Just hand it over to social services and refuse to be involved.

It may be that they put a charge against the flat so when DB dies/every moves out it will be sold then and pay the money back.

Irunoncoffeemascaraandhighheels · 10/07/2023 18:58

He will not engage with social services

This will not stop them assessing the situation. Or kicking him out if they find he has no legal rights to live there.

Your mum refused you POA. She refused to allow you legal responsibility to sort it out. So the solution is simple - wash your hands of it. It isn't your responsibility, in any way, to sort this out. Your mum did you a favour TBH.

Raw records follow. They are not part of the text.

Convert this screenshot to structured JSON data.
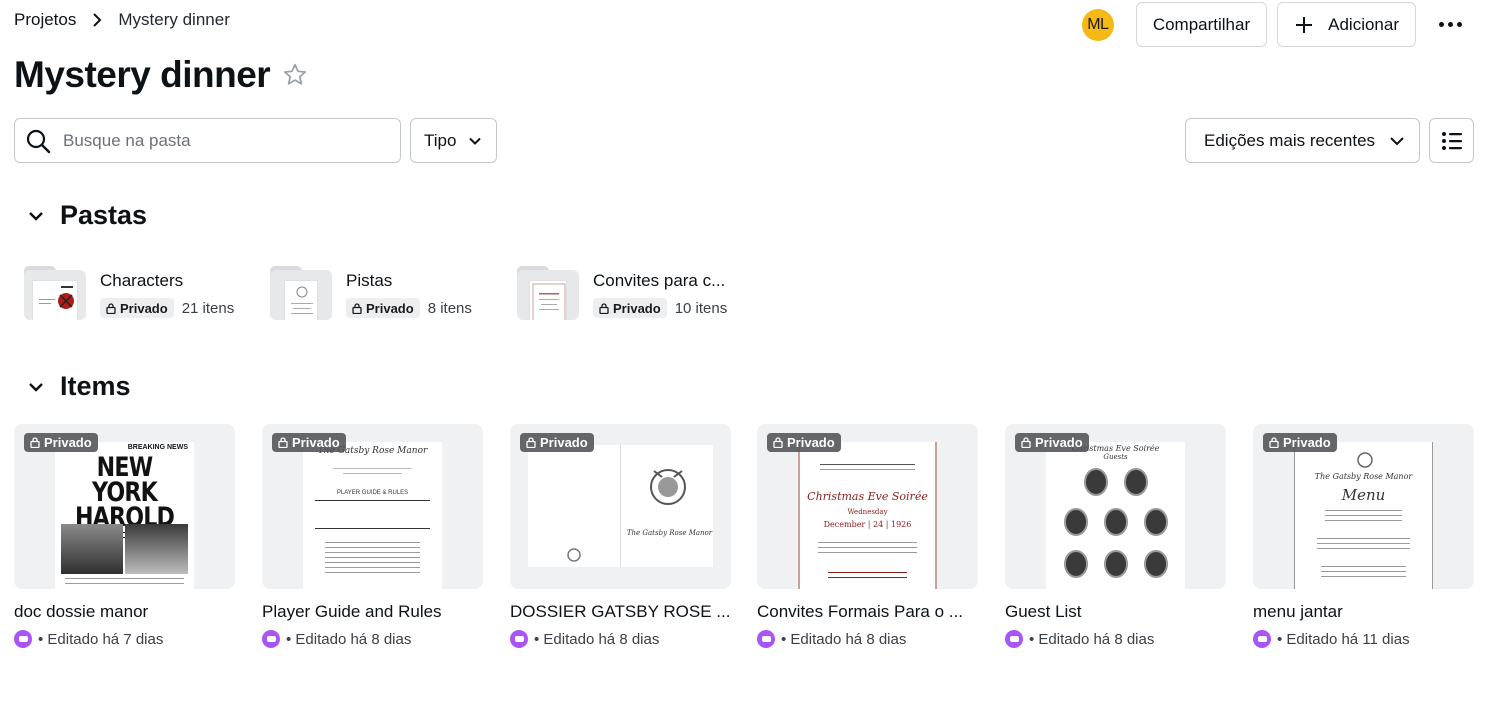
{
  "breadcrumb": {
    "root": "Projetos",
    "current": "Mystery dinner"
  },
  "header": {
    "avatar_initials": "ML",
    "share_label": "Compartilhar",
    "add_label": "Adicionar"
  },
  "page_title": "Mystery dinner",
  "filters": {
    "search_placeholder": "Busque na pasta",
    "type_label": "Tipo",
    "sort_label": "Edições mais recentes"
  },
  "sections": {
    "folders_label": "Pastas",
    "items_label": "Items"
  },
  "folders": [
    {
      "name": "Characters",
      "badge": "Privado",
      "count": "21 itens"
    },
    {
      "name": "Pistas",
      "badge": "Privado",
      "count": "8 itens"
    },
    {
      "name": "Convites para c...",
      "badge": "Privado",
      "count": "10 itens"
    }
  ],
  "items": [
    {
      "title": "doc dossie manor",
      "badge": "Privado",
      "meta": "• Editado há 7 dias"
    },
    {
      "title": "Player Guide and Rules",
      "badge": "Privado",
      "meta": "• Editado há 8 dias"
    },
    {
      "title": "DOSSIER GATSBY ROSE ...",
      "badge": "Privado",
      "meta": "• Editado há 8 dias"
    },
    {
      "title": "Convites Formais Para o ...",
      "badge": "Privado",
      "meta": "• Editado há 8 dias"
    },
    {
      "title": "Guest List",
      "badge": "Privado",
      "meta": "• Editado há 8 dias"
    },
    {
      "title": "menu jantar",
      "badge": "Privado",
      "meta": "• Editado há 11 dias"
    }
  ],
  "thumbs": {
    "newspaper_kicker": "BREAKING NEWS",
    "newspaper_title": "NEW YORK HAROLD",
    "manor_name": "The Gatsby Rose Manor",
    "player_guide": "PLAYER GUIDE & RULES",
    "invite_title": "Christmas Eve Soirée",
    "invite_day": "Wednesday",
    "invite_date": "December | 24 | 1926",
    "guest_title": "Christmas Eve Soirée",
    "guest_sub": "Guests",
    "menu_title": "Menu"
  },
  "colors": {
    "avatar": "#f5b915",
    "doc_type": "#a855f7"
  }
}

So just stop worrying about it, it's literally nothing to do with you whether the place is sold or not, whether brother is kicked out or not, whether anyone pays utility bills and council tax or not.

Utility/council debts will be your mum's, not yours, and if she's in a care home with no income it doesn't matter if they take her to court and win even, they're still not getting paid. Her debts or CCJ's don't matter, she's not going to be applying for credit any time soon.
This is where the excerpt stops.